ERIC Number: ED326553
Record Type: RIE
Publication Date: 1990-Nov
Reference Count: N/A
The Earthquake Information Test: Validating an Instrument for Determining Student Misconceptions.
Ross, Katharyn E. K.; Shuell, Thomas J.
Some pre-instructional misconceptions held by children can persist through scientific instruction and resist changes. Identifying these misconceptions would be beneficial for science instruction. In this preliminary study, scores on a 60-item true-false test of knowledge and misconceptions about earthquakes were compared with previous interview results to determine whether or not both methods yield the same conclusions. An Earthquake Information Test (EIT), was administered to 194 students in grades 4 through 6 in Salt Lake City (Utah) and Buffalo (New York). Subjects included: 19 fourth graders from an urban public school in Buffalo; and 175 fourth, fifth, and sixth graders from an urban public school in Salt Lake City. The EIT contained scientifically correct statements interspersed with misconceptions previously expressed by students in individual interviews.
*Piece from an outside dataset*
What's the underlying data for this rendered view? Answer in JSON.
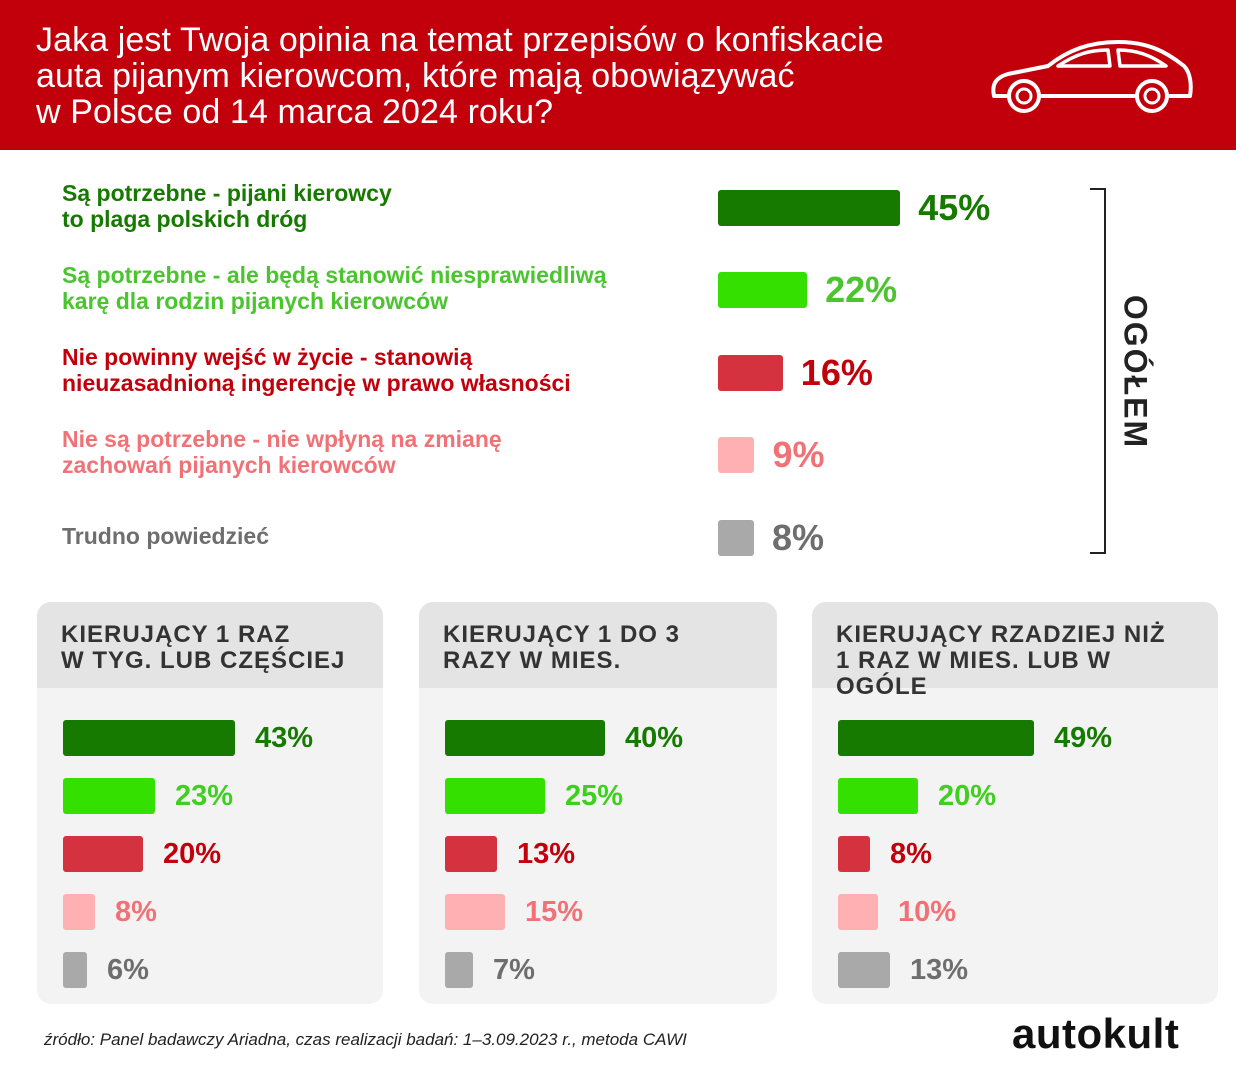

The EIT was administered after most students had received some instruction about earthquakes. Students from Buffalo and a random sample from Salt Lake City were also individually interviewed. Internal consistency was calculated, and an item analysis was performed. Students could correctly choose scientifically acceptable answers while simultaneously choosing answers not compatible with science. The EIT was least reliable for grade 4 students. While a refined version of the EIT could provide useful information about student misconceptions, individual interviews should continue as a source of test questions and information about children's misconceptions. Five tables provide study data. A 25-item list of references is included. (SLD)
Publication Type: Reports - Research; Speeches/Meeting Papers
Education Level: N/A
Authoring Institution: N/A
Identifiers: Earthquake Information Test
Note: Paper presented at the Annual Meeting of the Northeastern Educational Research Association (Ellenville, NY, October 31-November 2, 1990).